米民間雇用サービス会社ADPが発表した2月の全米雇用リポートによると非農業部門の雇用者数が前月から29万8000人増と、市場予想(約19万人)を大幅に上回った。建設業が11年ぶりの増加幅となり、製造業は統計で遡れる2002年以降で2番目の伸びを記録した。暖冬の影響であり、しかも、たかだか「ADP」ごときの統計でマーケットがこれほどの反応をしたことのほうがむしろ驚きである。

これで17万5000人を見込む明日のNFPも振れする公算が高まった。CMEフェドウオッチは、次回FOMCの利上げ織り込みが97%まで上昇した。
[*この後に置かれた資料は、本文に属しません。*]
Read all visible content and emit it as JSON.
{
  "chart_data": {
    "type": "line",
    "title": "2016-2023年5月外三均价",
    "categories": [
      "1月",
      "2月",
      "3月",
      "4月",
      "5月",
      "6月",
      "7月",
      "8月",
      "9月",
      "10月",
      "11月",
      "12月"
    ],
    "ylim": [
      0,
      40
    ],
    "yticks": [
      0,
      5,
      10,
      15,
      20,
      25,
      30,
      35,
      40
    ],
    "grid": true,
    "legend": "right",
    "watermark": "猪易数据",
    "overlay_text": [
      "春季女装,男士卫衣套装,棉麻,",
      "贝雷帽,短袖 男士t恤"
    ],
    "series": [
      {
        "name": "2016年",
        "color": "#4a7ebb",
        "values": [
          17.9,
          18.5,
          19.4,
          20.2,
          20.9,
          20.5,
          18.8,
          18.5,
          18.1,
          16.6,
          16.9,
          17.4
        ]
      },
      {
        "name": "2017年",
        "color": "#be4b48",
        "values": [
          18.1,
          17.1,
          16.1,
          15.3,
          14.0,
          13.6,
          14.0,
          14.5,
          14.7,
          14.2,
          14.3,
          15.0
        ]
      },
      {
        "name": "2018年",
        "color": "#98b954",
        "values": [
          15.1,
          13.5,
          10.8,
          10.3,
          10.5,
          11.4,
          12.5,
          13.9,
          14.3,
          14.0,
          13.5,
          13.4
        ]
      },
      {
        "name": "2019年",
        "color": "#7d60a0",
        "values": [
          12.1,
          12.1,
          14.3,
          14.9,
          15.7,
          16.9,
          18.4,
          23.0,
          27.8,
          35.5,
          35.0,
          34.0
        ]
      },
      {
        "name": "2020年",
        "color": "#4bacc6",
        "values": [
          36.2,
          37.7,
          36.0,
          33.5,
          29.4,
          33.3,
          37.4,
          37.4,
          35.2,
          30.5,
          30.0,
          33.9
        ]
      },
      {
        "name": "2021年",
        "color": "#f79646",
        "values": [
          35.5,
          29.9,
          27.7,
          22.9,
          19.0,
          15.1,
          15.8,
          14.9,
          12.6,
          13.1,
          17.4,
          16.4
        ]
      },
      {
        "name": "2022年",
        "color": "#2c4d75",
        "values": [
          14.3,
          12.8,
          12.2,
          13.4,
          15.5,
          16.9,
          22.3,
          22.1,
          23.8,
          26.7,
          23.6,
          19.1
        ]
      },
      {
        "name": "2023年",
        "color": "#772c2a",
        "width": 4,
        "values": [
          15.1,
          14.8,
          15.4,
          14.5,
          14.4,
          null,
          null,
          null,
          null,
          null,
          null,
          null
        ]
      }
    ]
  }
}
ドル円は一目均衡表の雲のねじれにさしかかっている。上抜けるには絶妙のタイミングだ。

115円10銭が雲の上限で4月までよこばい。上値は軽く見える。

なんだかんだ言っても、結局は米国長期金利に尽きる。10年債利回りは再び上昇し、ビル・グロスが「長期ベアマーケット入りの目途」とした2.6%に最接近。FOMCでの利上げは織り込み済みだが、その後の利上げペース次第で2.6%は抜けてくるだろう。そうなればドル円も円安トレンドに回帰するだろう。

米国10年債利回りの2.6%抜けで、相場の潮目が変わるだろう。機関投資家であれば年度内、最後で最大のポイントだ。決算期を気にしなくてよい個人投資家にとっては、いくつかある重要イベントのひとつに過ぎないが。